Контракт для двоих (Чайлд) - страница 62

  Значило ли это что-нибудь для него самого? В который раз Адам подумал: а что сейчас делает Джина? Сидит за столом вместе с семьей ее брата?

  Разговаривает и смеется, наслаждаясь общим весельем? Вспоминает ли она его хоть немного? Или же вовсе о нем не думает?

  —  Похоже, ты так и собираешься сидеть здесь, ничего не делая, пока мать твоего ребенка пропадает в какой-то глухомани. — Эсперанца стояла у стола, скрестив на груди руки. Ее темные глаза сверкали негодованием, губы почти исчезли в гневной складке рта.

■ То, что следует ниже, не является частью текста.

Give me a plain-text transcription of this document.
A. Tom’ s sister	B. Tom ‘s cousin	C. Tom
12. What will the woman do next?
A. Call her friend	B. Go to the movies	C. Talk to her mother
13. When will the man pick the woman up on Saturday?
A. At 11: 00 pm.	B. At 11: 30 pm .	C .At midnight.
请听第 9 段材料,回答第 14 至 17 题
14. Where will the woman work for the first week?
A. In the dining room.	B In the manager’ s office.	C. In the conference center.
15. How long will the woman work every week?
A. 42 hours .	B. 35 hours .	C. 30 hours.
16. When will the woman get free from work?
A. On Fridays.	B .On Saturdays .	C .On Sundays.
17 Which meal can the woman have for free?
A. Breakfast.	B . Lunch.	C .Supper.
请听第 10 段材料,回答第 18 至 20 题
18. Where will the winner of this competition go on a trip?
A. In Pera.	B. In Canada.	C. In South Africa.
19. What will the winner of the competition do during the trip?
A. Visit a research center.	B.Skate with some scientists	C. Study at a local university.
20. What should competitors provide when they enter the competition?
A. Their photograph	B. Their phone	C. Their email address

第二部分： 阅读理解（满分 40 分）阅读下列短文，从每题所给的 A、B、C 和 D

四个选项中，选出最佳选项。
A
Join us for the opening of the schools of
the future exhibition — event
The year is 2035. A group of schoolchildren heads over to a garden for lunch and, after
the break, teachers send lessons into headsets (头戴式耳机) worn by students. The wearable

  Адам попробовал проглотить кусочек яичницы. Этот разговор продолжался уже три недели. При каждой возможности Эсперанца то горько сокрушалась, то бранила его.

  —  Колорадо вовсе не глухомань.

  —  И то верно.

  Адам бросил вилку, приговорив себя еще к одному голодному дню. Может, ему съездить позавтракать в город? Но от этой мысли пришлось отказаться. В городе полно людей. Им захочется поговорить с ним. Выразить ему свое сочувствие. Сказать, как они сожалеют о том, что его брак просуществовал так недолго...

  — Тебе надо бы привезти ее обратно.

  — Эсперанца, Джина уехала, потому что хотела уехать. У нас был договор. Все условия выполнены.

  — Договор! — Это слово несло в себе столько неприятия, что казалось, весь воздух наполнился его вибрацией. — У тебя был брак! И будет ребенок. Ребенок, которого ты никогда не увидишь. Это то, что тебе нужно, Адам? Это та жизнь, которую ты хотел для себя?

  Нет, подумал Адам, мрачно глядя на стул, где обычно сидела Джина, Он представил себе ее улыбку. Ее смех. Нежное прикосновение пальцев, когда она касалась его руки. Он даже не подозревал, как привык видеть Джину каждый день. Слушать ее. Говорить с ней. Спорить.

  Через несколько недель жизнь на ранчо Кингов вернулась к привычному течению. Цыганские лошадки вернулись к Торимо. Тоненький ручеек покупателей, которые приходили посмотреть на них, иссяк. Не было свежих цветов в вазах, потому что некому было их собирать. Вечерняя тишина больше не нарушалась звуками телевизора, и нигде не валялись пакетики попкорна, потому что Джина... ушла от него.

  Не было больше жизни на ранчо Кингов.

  Его мир снова стал черно-белым, таким, к которому он когда-то привык и который хотел обрести вновь. Только теперь... он ненавидел его. Ненавидел это однообразие. Эту тишину. Эту бесконечную монотонность существования, подобно завтракам Эсперанцы.

  Но теперь уже ничего не изменить. Джина ушла. Она решила строить свою жизнь без него. И это было к лучшему. Для нее. Для их ребенка. Для него самого. Он был почти уверен в этом.